Here then was I (call me Mary Beton, Mary Seton, Mary Carmichael or by any name you please—it is not a matter of any importance) sitting on the banks of a river a week or two ago in fine October weather, lost in thought. That collar I have spoken of, women and fiction, the need of coming to some conclusion on a subject that raises all sorts of prejudices and passions, bowed my head to the ground. To the right and left bushes of some sort, golden and crimson, glowed with the colour, even it seemed burnt with the heat, of fire. On the further bank the willows wept in perpetual lamentation, their hair about their shoulders. The river reflected whatever it chose of sky and bridge and burning tree, and when the undergraduate had oared his boat through the reflections they closed again, completely, as if he had never been. There one might have sat the clock round lost in thought. Thought—to call it by a prouder name than it deserved—had let its line down into the stream. It swayed, minute after minute, hither and thither among the reflections and the weeds, letting the water lift it and sink it until—you know the little tug—the sudden conglomeration of an idea at the end of one's line: and then the cautious hauling of it in, and the careful laying of it out? Alas, laid on the grass how small, how insignificant this thought of mine looked; the sort of fish that a good fisherman puts back into the water so that it may grow fatter and be one day worth cooking and eating. I will not trouble you with that thought now, though if you look carefully you may find it for yourselves in the course of what I am going to say.
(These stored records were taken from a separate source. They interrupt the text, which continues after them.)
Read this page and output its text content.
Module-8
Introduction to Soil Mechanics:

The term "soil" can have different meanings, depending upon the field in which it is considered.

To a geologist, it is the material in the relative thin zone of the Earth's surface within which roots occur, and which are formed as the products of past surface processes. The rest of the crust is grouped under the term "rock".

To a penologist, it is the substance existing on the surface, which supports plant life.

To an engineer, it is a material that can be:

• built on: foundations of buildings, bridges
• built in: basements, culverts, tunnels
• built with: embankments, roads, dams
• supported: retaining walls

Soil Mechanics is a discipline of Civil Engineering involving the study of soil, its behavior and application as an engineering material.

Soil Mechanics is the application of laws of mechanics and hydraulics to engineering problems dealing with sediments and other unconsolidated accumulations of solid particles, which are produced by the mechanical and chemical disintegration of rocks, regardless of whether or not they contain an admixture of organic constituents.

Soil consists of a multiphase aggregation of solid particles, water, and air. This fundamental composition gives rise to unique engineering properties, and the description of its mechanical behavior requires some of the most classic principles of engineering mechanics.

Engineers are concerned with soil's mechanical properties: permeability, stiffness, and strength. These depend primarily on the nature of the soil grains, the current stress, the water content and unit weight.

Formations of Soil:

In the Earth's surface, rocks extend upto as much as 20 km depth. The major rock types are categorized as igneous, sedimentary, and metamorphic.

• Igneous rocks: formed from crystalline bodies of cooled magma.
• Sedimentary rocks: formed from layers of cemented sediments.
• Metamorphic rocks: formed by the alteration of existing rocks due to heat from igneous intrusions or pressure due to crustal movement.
But however small it was, it had, nevertheless, the mysterious property of its kind—put back into the mind, it became at once very exciting, and important; and as it darted and sank, and flashed hither and thither, set up such a wash and tumult of ideas that it was impossible to sit still. It was thus that I found myself walking with extreme rapidity across a grass plot. Instantly a man's figure rose to intercept me. Nor did I at first understand that the gesticulations of a curious–looking object, in a cut–away coat and evening shirt, were aimed at me. His face expressed horror and indignation. Instinct rather than reason came to my help, he was a Beadle; I was a woman. This was the turf; there was the path. Only the Fellows and Scholars are allowed here; the gravel is the place for me. Such thoughts were the work of a moment. As I regained the path the arms of the Beadle sank, his face assumed its usual repose, and though turf is better walking than gravel, no very great harm was done. The only charge I could bring against the Fellows and Scholars of whatever the college might happen to be was that in protection of their turf, which has been rolled for 300 years in succession they had sent my little fish into hiding.
What idea it had been that had sent me so audaciously trespassing I could not now remember. The spirit of peace descended like a cloud from heaven, for if the spirit of peace dwells anywhere, it is in the courts and quadrangles of Oxbridge on a fine October morning. Strolling through those colleges past those ancient halls the roughness of the present seemed smoothed away; the body seemed contained in a miraculous glass cabinet through which no sound could penetrate, and the mind, freed from any contact with facts (unless one trespassed on the turf again), was at liberty to settle down upon whatever meditation was in harmony with the moment. As chance would have it, some stray memory of some old essay about revisiting Oxbridge in the long vacation brought Charles Lamb to mind—Saint Charles, said Thackeray, putting a letter of Lamb's to his forehead. Indeed, among all the dead (I give you my thoughts as they came to me), Lamb is one of the most congenial; one to whom one would have liked to say, Tell me then how you wrote your essays?